Pais responsáveis procuram-se


A opinião pública em geral, em particular aquele público que acompanha os nossos órgãos de (des)informação, desconhece o esforço que os professores têm empreendido para garantir a formação, a educação e o sucesso dos seus alunos. Poderia aqui relatar um número indeterminado de acções que estes profissionais, e em particular aqueles que são directores de turma, têm encetado, desde sempre, para combater o abandono escolar, bem como a luta empreendida em prol da melhoria das aprendizagens dos seus alunos. Pouparei o leitor a essa maçada.

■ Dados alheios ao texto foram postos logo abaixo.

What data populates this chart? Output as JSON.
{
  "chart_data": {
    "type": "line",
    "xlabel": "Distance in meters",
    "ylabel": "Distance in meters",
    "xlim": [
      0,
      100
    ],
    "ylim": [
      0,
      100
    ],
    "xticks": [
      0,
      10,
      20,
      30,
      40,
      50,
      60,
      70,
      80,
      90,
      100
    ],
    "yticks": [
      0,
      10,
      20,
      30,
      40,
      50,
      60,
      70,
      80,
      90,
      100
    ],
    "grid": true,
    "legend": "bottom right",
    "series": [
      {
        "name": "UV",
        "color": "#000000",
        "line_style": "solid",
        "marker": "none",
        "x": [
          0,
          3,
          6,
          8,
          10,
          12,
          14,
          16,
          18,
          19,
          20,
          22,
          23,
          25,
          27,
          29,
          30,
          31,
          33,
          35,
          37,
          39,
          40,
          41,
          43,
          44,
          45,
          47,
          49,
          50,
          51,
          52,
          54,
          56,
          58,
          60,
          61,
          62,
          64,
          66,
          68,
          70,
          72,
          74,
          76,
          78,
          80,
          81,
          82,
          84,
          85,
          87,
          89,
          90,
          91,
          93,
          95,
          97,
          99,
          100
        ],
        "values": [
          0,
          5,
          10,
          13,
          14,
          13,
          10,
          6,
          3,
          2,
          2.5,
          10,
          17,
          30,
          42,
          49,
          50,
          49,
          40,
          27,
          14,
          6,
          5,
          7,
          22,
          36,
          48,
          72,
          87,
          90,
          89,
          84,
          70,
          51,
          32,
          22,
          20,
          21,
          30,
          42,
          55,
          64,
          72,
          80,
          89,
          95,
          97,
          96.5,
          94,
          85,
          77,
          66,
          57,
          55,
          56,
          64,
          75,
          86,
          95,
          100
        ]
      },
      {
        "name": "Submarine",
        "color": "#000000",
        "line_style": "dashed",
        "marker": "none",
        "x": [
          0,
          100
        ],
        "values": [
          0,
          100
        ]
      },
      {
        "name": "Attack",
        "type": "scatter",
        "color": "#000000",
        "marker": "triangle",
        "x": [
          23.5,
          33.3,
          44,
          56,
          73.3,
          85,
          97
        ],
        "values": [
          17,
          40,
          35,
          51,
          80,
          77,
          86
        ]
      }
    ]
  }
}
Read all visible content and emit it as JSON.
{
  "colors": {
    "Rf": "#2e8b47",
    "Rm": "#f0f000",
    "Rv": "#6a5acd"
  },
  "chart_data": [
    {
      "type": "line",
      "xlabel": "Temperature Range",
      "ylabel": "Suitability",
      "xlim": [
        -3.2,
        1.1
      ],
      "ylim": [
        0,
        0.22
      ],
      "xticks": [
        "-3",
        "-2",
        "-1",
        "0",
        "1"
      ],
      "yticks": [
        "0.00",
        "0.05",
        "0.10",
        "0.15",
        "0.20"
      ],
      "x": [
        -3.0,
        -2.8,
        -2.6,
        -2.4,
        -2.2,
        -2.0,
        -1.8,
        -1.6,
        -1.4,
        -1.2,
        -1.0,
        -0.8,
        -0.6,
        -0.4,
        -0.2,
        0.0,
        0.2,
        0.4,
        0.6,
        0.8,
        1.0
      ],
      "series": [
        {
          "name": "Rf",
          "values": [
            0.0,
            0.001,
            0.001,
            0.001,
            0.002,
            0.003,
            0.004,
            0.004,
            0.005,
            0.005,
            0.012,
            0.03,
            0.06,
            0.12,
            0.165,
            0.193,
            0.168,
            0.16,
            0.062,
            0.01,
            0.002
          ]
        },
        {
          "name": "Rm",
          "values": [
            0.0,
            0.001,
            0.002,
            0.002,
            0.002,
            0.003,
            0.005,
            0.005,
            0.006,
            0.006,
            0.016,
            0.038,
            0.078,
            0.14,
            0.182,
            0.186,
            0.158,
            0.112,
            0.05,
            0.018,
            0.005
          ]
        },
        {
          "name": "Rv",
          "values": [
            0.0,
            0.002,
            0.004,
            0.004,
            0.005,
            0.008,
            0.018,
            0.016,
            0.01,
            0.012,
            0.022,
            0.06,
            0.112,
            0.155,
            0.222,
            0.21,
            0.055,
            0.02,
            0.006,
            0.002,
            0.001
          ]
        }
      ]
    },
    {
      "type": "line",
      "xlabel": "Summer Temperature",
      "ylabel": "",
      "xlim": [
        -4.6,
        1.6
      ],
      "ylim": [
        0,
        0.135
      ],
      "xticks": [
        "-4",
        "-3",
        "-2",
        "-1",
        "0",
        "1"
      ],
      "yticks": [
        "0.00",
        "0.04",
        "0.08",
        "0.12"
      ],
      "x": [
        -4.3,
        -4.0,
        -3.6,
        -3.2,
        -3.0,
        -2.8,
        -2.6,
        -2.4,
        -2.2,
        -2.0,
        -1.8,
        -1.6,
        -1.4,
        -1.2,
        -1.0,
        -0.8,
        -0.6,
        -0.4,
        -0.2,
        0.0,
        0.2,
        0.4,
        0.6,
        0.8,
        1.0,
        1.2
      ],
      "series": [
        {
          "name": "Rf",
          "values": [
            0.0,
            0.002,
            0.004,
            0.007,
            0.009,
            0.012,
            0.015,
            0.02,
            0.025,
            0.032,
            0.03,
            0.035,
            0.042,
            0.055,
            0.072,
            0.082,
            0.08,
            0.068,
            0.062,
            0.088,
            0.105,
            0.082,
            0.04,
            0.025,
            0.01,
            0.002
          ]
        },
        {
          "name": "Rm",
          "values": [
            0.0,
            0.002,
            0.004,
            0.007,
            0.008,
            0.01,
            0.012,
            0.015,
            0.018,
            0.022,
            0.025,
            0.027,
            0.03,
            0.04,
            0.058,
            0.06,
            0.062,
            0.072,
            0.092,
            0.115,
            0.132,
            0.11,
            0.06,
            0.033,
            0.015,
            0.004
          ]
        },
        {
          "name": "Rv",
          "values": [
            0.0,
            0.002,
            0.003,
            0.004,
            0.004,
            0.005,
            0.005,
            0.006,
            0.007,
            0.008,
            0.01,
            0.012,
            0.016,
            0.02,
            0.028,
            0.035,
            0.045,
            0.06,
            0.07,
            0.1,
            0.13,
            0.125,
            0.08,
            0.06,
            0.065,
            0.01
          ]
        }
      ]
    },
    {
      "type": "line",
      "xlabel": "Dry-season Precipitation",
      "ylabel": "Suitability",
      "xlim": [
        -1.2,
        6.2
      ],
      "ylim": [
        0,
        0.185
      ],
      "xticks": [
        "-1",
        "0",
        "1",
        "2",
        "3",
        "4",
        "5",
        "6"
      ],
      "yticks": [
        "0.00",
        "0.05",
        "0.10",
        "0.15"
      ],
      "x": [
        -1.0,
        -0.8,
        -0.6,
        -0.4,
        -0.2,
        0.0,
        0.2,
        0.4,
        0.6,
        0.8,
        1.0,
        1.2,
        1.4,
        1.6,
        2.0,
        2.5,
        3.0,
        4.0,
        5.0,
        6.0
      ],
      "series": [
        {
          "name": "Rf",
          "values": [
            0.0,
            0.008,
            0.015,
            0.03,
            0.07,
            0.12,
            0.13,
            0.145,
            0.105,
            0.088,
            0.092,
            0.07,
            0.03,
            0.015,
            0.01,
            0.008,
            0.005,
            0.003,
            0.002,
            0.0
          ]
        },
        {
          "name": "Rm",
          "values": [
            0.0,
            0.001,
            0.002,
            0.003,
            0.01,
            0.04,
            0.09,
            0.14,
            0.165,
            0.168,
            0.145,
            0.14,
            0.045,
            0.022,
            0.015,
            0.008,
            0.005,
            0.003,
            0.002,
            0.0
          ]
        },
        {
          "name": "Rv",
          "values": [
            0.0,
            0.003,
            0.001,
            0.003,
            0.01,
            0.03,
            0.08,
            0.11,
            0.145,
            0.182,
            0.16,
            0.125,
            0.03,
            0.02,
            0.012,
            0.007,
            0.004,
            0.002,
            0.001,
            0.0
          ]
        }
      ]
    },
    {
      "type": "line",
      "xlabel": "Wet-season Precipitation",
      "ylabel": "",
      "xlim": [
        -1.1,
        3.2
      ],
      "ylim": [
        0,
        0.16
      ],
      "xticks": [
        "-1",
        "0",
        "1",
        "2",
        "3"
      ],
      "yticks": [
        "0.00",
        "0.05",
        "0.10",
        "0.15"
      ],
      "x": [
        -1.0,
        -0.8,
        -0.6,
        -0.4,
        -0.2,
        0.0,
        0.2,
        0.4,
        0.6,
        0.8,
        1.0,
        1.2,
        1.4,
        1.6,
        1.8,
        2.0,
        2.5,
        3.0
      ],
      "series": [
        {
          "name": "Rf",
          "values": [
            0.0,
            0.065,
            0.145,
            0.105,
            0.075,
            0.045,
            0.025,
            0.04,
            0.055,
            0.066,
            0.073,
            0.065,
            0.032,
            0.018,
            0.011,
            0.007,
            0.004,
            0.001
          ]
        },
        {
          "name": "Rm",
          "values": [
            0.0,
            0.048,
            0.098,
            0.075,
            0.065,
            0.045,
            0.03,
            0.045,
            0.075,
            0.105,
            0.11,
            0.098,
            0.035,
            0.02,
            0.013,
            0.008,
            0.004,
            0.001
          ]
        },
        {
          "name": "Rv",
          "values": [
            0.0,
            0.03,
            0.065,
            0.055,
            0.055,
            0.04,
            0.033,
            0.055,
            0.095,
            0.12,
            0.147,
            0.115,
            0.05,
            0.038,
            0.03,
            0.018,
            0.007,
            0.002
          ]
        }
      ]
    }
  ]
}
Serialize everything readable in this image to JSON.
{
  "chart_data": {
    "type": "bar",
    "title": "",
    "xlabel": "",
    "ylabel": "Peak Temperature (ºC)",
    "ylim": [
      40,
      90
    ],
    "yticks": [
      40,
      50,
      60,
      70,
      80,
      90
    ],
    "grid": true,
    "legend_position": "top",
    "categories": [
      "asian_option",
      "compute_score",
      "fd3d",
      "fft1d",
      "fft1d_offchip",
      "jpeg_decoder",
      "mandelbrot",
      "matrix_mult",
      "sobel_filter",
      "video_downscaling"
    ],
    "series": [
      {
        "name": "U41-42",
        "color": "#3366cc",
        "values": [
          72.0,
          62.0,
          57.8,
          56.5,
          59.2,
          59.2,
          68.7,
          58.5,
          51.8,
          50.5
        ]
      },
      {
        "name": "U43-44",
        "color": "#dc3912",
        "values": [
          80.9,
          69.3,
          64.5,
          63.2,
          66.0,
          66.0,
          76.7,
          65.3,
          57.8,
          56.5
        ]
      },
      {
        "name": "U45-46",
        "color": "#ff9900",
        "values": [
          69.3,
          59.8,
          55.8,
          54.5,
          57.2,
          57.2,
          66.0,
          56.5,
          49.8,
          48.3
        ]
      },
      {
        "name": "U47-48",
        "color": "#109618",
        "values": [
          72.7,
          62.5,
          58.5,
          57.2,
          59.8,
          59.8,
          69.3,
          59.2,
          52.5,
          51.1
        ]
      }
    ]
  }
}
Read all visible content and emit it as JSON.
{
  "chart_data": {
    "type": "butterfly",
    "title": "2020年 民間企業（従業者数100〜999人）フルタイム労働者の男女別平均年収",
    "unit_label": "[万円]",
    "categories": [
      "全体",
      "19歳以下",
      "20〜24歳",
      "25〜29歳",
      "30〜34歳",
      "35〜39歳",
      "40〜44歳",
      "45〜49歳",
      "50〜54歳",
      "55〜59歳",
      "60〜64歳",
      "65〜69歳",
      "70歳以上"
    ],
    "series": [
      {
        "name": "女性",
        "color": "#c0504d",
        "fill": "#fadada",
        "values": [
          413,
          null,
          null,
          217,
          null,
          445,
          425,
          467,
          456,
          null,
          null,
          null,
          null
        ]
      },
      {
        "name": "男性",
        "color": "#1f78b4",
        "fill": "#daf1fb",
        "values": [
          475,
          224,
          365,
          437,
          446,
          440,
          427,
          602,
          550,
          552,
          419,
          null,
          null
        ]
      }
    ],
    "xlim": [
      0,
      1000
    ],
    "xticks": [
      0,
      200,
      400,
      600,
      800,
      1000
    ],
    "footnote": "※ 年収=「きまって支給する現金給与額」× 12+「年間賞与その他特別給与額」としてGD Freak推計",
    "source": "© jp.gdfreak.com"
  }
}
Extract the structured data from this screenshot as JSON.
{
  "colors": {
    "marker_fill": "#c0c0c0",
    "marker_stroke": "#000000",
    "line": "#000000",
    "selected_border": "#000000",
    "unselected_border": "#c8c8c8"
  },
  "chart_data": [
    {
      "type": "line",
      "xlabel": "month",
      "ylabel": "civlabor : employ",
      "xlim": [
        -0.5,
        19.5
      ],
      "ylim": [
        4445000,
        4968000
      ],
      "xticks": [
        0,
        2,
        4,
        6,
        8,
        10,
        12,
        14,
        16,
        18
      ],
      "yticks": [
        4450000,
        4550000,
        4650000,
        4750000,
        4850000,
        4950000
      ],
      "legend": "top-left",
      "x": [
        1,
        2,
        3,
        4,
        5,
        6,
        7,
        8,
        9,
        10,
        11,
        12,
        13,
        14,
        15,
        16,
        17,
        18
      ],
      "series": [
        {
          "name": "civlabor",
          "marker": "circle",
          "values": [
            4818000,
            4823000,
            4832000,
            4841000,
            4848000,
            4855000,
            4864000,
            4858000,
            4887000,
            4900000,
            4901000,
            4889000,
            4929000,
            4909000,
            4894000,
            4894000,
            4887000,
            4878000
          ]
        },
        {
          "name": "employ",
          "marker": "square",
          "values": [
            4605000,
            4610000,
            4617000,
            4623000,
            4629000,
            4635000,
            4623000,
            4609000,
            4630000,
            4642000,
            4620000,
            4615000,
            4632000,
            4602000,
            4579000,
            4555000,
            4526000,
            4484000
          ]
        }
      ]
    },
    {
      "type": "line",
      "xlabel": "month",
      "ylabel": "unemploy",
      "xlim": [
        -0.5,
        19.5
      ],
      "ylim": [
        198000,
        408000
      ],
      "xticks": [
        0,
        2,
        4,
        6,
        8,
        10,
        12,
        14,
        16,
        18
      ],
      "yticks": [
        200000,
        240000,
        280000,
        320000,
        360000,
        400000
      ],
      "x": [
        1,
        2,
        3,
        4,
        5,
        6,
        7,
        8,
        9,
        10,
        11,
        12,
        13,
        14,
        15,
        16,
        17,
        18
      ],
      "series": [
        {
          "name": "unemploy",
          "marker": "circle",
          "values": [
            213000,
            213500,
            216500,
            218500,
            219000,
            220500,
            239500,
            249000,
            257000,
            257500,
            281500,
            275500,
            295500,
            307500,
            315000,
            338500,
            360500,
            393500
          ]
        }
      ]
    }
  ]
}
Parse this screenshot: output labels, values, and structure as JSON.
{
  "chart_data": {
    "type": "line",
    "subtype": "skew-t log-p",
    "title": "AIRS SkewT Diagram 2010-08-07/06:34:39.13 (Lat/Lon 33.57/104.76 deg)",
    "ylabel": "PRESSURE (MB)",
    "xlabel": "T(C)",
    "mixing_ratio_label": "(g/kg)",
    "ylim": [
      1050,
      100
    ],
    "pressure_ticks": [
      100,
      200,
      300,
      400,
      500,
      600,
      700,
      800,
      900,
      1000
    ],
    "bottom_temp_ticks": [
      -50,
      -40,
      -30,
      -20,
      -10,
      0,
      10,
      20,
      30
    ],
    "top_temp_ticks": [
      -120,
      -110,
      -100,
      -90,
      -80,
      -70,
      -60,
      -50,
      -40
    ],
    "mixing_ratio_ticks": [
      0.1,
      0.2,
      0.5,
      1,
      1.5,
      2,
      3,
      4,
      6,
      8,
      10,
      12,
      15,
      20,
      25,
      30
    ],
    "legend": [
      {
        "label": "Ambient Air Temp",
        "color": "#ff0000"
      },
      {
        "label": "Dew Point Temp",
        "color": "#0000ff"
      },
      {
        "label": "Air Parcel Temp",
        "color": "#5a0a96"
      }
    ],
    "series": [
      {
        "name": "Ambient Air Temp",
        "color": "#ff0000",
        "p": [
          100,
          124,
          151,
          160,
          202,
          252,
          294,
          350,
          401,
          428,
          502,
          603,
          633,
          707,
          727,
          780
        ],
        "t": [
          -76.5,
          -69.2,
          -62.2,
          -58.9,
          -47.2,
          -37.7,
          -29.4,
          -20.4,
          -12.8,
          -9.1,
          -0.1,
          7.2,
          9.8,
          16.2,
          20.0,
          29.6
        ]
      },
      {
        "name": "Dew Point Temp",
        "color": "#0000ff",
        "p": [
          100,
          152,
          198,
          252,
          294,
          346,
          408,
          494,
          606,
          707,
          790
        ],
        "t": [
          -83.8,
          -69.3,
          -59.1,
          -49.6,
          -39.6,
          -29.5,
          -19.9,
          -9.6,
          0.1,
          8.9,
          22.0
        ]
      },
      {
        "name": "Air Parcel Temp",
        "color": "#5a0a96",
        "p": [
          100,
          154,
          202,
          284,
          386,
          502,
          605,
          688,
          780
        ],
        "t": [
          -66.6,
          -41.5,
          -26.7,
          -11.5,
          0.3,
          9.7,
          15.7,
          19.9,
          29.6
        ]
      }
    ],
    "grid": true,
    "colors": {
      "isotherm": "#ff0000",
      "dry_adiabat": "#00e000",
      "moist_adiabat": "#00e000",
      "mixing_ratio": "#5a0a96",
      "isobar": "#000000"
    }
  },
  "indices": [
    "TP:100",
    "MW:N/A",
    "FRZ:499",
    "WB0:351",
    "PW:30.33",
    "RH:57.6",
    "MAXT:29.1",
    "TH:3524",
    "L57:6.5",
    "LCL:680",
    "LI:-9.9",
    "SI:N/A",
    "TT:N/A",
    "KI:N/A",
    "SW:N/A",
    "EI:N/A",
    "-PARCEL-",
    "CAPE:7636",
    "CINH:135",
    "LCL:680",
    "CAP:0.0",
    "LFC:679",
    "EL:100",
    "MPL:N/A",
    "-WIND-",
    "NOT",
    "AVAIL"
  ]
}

Sem olharem às horas de trabalho extraordinárias, não remuneradas (pois os professores não são mercenários, como alguns opinion makers e algumas figuras da praça pública têm tentado fazer passar através dos media), e por vezes em prejuízo da educação dos seus próprios filhos, os professores têm recorrido ao seu profissionalismo, ao seu altruísmo, enfim, a todas as estratégias e instrumentos de trabalho de que dispõem ou que laboriosamente vão construindo, para garantirem as melhores condições de aprendizagem e de bem-estar dos seus alunos. É por demais evidente que este empreendimento tem crescido na mesma medida em que prospera a desresponsabilização educativa por parte de pais e encarregados de educação. Estes (supostos) agentes educativos não apenas se vêm demitindo progressivamente das suas funções educativas, como ainda por cima têm o arrojo de acusarem os professores pelos males que grassam no nosso sistema educativo. Algumas das políticas ou reformas educativas avulsas, desconexas ou despropositadas, empreendidas pelos sucessivos governos da república, parecem merecer uma atenção residual por parte de alguns pais, quando comparadas com as críticas arbitrárias e generalizadas que têm dirigido ao trabalho docente.
A clarividência parece estar arredada do discurso e das práticas dos primeiros responsáveis pela educação das crianças e jovens. É só ver o que tem sido, por exemplo, o trabalho laborioso do seu mais alto representante, o presidente da Confap[1], o Sr. Albino Almeida, na sua cruzada contra os docentes, de braço dado com a actual responsável pela pasta da educação, a Dra. Mª de Lurdes Rodrigues. Uma aliança que oportunistamente se desfaz, quando se encontra junto dos professores ou dirigentes sindicais, como assistimos no programa da RTP1, “Prós e Contras”, no passado dia 25 de Fevereiro, subordinado aos actuais temas candentes da educação.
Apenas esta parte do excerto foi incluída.